Le climat et nous, comment dire? (1) - Forum protestant

Le climat et nous, comment dire? (1)

«Quatre livres pour toucher terre»: dans un «domaine aussi difficile, aussi contre-intuitif que le climat», compliqué de positionner sa propre parole. Premier volet du «dialogue» de Vincent Wahl avec des livres (fictions ou essais) qui l’ont «attiré, nourri, armé», ici Dans la lumière de Barbara Kingsolver, la trilogie climatique de Kim Stanley Robinson et L’événement Anthropocène de Christophe Bonneuil et Jean-Baptiste Fressoz.

Texte publié sur Poezibao.

Quatre livres (deux romans dont une trilogie, un essai historique, un poème épique) sur le climat, presque anciens, déjà, au train où vont les choses, le premier étant paru en 2006, pour un exercice de partage et d’admiration. Beaucoup d’écrivains lisent pour écrire, pour poser leur propre voix. C’est aussi mon cas. Dans mes livres, je cite et paraphrase, et ma propre écriture est intimement mêlée à la parole des autres (1). À plus forte raison lorsqu’il s’agit d’un domaine aussi difficile, aussi contre-intuitif que le climat. Mais cette fois-ci, cela ne s’est pas passé comme les précédentes: il m’a semblé plus urgent d’écrire sur ce que j’avais lu, et participer à le faire connaitre, que de rebondir sur un texte qui me soit personnel. Dans ce travail, je n’ai pas recherché l’exhaustivité, impossible d’ailleurs tant la climatic fiction ou CliFi est aujourd’hui foisonnante (2), ni même la représentativité dans le choix des livres, fruit du hasard des rencontres. Mes lectures sur le sujet ont été plus larges, mais je n’ai pas gardé de mémoire précise de mes évitements ni de mes déceptions, sinon que je ne recherchais pas de récits apocalyptiques en tant que tels, et que la plupart des poèmes que j’ai lus ou entendus sur le sujet m’ont paru limités, ne proposant rien de plus qu’un cri. Cet article est donc un dialogue avec des textes qui m’ont attiré, nourri, armé, et m’ont paru pouvoir procurer à beaucoup d’autres les mêmes bienfaits. Une promenade, invitant le lecteur à revenir aux livres eux-mêmes.

 

Dans la lumière

Montée de l’anxiété climatique chez les jeunes urbains, remous autour de projets fiscaux prétendument écologiques, longues parenthèses négationnistes et manipulatrices de foules aux USA, ou au Brésil. En Europe et en France, risques de clivage entre urbains et ruraux, classes moyennes et populaires, riches manipulant les pauvres, tentation de repli, chacun sur sa culture de classe.

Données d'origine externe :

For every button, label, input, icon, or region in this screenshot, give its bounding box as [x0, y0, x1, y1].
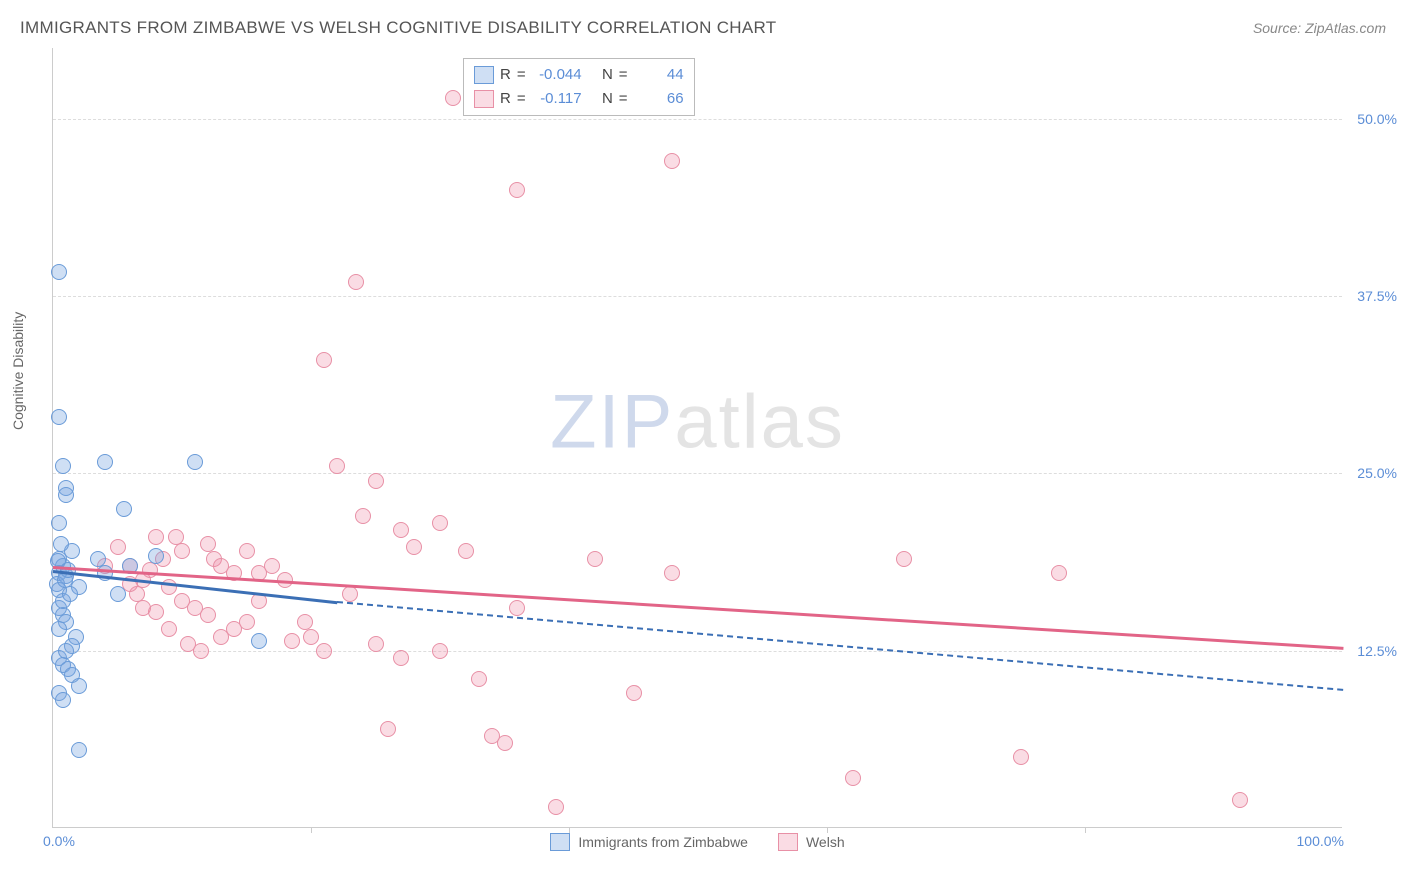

Tout cela me renvoie à Dans la lumière, un roman de Barbara Kingsolver (3), rencontré par hasard il y a peut-être huit ans, et qui depuis, habite au fond de ma mémoire.

Ce livre croise, d’une part, un accident écologique fictif mais vraisemblable: un énorme vol de papillons monarques délaisse ses quartiers d’hiver habituels au Mexique, se déroute vers les Appalaches sans autre issue qu’y mourir, et d’autre part, le trajet d’émancipation, voire de conversion, d’une femme. Della vit dans une petite ville sinistrée, vite et mal mariée, trop vite mère, prise au piège.

Emboitement des situations. Le macrocosme: changement climatique, crise économique, dérive des papillons. Le local: une société rurale close sur elle-même, quoique non sans réflexivité, y compris sur le plan environnemental, mais dont l’économie dépend largement de l’exploitation des ressources naturelles. Le versant forestier où les papillons ont trouvé refuge doit être exploité, il en va de la survie d’une famille. Le massacre annoncé interroge les gens du cru. Les gens venus d’ailleurs, scientifiques, militants, illuminés de toute écaille, se réfèrent à la grille de lecture plus abstraite du dérèglement climatique. Della est le moteur de rencontres improbables. Embauchée comme assistante des entomologistes, elle se déplace d’un compartiment à l’autre. C’est pour elle l’occasion de changer, libérant d’abord ses sentiments, avant d’élargir ses capacités d’appréhender le monde et de comprendre peu à peu ce qu’elle veut pour elle-même.

La petite ville montagnarde est une métonymie d’une rust belt/bible belt, devenue sans doute trumpiste aujourd’hui. Le livre propose une description fine des différences culturelles entre ces ruraux au fort sentiment de relégation et les écologistes, citadins, universitaires, pourvus d’une représentation globale du Monde. Toute une palette d’attitudes dans la relation à l’avenir, à la nature, à la vie affective et sexuelle, aux relations familiales, à la pauvreté, à la morale, est ainsi décrite. Pour les ruraux, la religion en est le véhicule, marquée par une sensibilité évangélique, mais beaucoup plus souple et réflexive, à sa manière, que ce qu’en disent les clichés. Ce n’est pas pour autant que Della pourra s’en contenter.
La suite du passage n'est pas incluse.